Baghdad, Purna Warta – Kementerian luar negeri Irak mengatakan Baghdad dan Washington telah sepakat untuk membentuk sebuah komite untuk memulai pembicaraan guna menetapkan jadwal penarikan bertahap pasukan Amerika dari negara Arab tersebut.
Dalam sebuah pernyataan yang dikeluarkan pada hari Kamis, kementerian tersebut mengatakan pembicaraan mengenai masa depan koalisi militer pimpinan AS di Irak akan dilakukan antara para pejabat militer.

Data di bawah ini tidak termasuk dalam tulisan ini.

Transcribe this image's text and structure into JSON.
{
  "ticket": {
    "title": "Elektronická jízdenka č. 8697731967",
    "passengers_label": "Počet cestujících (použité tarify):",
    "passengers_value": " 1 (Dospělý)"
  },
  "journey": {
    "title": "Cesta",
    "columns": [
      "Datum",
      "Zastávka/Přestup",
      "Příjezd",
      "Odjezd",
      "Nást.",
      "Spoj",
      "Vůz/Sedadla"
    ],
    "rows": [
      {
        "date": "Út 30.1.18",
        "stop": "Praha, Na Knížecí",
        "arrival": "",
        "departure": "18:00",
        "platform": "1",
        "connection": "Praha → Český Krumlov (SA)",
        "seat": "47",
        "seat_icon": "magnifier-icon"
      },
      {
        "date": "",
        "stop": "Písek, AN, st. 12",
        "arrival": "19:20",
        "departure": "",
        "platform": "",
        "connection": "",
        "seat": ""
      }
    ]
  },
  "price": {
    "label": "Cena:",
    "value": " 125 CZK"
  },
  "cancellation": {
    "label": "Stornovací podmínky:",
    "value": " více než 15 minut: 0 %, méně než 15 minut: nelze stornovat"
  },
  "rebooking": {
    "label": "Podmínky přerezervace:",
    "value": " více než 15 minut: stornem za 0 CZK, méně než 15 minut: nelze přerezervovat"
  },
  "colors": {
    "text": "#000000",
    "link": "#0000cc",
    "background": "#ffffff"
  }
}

Kedua negara sepakat untuk membentuk kelompok kerja yang pada akhirnya akan mengarah pada perumusan “jadwal waktu yang spesifik dan jelas… dan untuk memulai pengurangan bertahap penasihat (koalisi) di wilayah Irak,” bunyi pernyataan itu.
Kementerian tersebut mencatat bahwa jangka waktunya akan bergantung pada evaluasi “ancaman yang ditimbulkan oleh ISIS dan bahayanya” serta “penguatan kapasitas pasukan keamanan Irak.”
Dalam sebuah pernyataan, Menteri Pertahanan AS Lloyd Austin mengonfirmasi pertemuan “dalam beberapa hari mendatang” untuk membahas “transisi” koalisi berdasarkan hasil Dialog Kerjasama Keamanan Bersama yang diadakan antara kedua negara pada bulan Agustus.
Pernyataan tersebut muncul beberapa hari setelah Perdana Menteri Mohammad Shia al-Sudani mengatakan pada Forum Ekonomi Dunia di Davos bahwa penting untuk “segera memulai dialog, untuk mencapai pemahaman dan jadwal mengenai berakhirnya misi penasihat internasional.”
Para pejabat senior Irak mengatakan berakhirnya koalisi pimpinan Amerika adalah suatu keharusan demi keamanan dan stabilitas Irak.
Seruan yang sudah lama diajukan oleh faksi-faksi di Irak agar koalisi pimpinan AS keluar dari koalisi pimpinan AS semakin meningkat setelah serangkaian serangan AS terhadap Unit Mobilisasi Populer (PMU) Irak, yang merupakan bagian dari pasukan keamanan Irak.
Irak mengutuk serangan AS, termasuk serangan baru-baru ini terhadap komandan senior PMU di jantung kota Bagdad.
Perlawanan Islam Irak, sebuah kelompok payung kelompok bersenjata anti-AS di negara tersebut, telah melakukan puluhan serangan terhadap pangkalan-pangkalan AS untuk mendukung perlawanan Gaza.
Para pejabat senior di Bagdad mengatakan hanya dengan berakhirnya perang Israel di Jalur Gaza yang terkepung, maka risiko eskalasi regional dapat dihentikan. Irak mengatakan pembunuhan massal dan pengusiran warga Palestina yang dilakukan Israel adalah “contoh nyata genosida.”
AS menempatkan sekitar 2.500 tentara di Irak dengan dalih memerangi kelompok teroris Daesh, yang pada tahun 2014 menguasai sebagian besar wilayah Irak dan Suriah.
Daesh dikalahkan ketika pada bulan November 2017, komandan Pasukan Quds dari Korps Pengawal Revolusi Islam (IRGC) Iran, Letnan Jenderal Qassem Soleimani, mendeklarasikan berakhirnya dominasi kelompok teroris tersebut di tanah Muslim.
Pada tahun 2020, parlemen Irak memilih penarikan pasukan AS. Beberapa hari sebelumnya, Jenderal Soleimani dan wakil komandan PMU Abu Mahdi Al-Muhandis dibunuh dalam serangan pesawat tak berawak pengecut yang diperintahkan oleh Presiden Amerika Serikat saat itu Donald Trump di luar bandara Bagdad.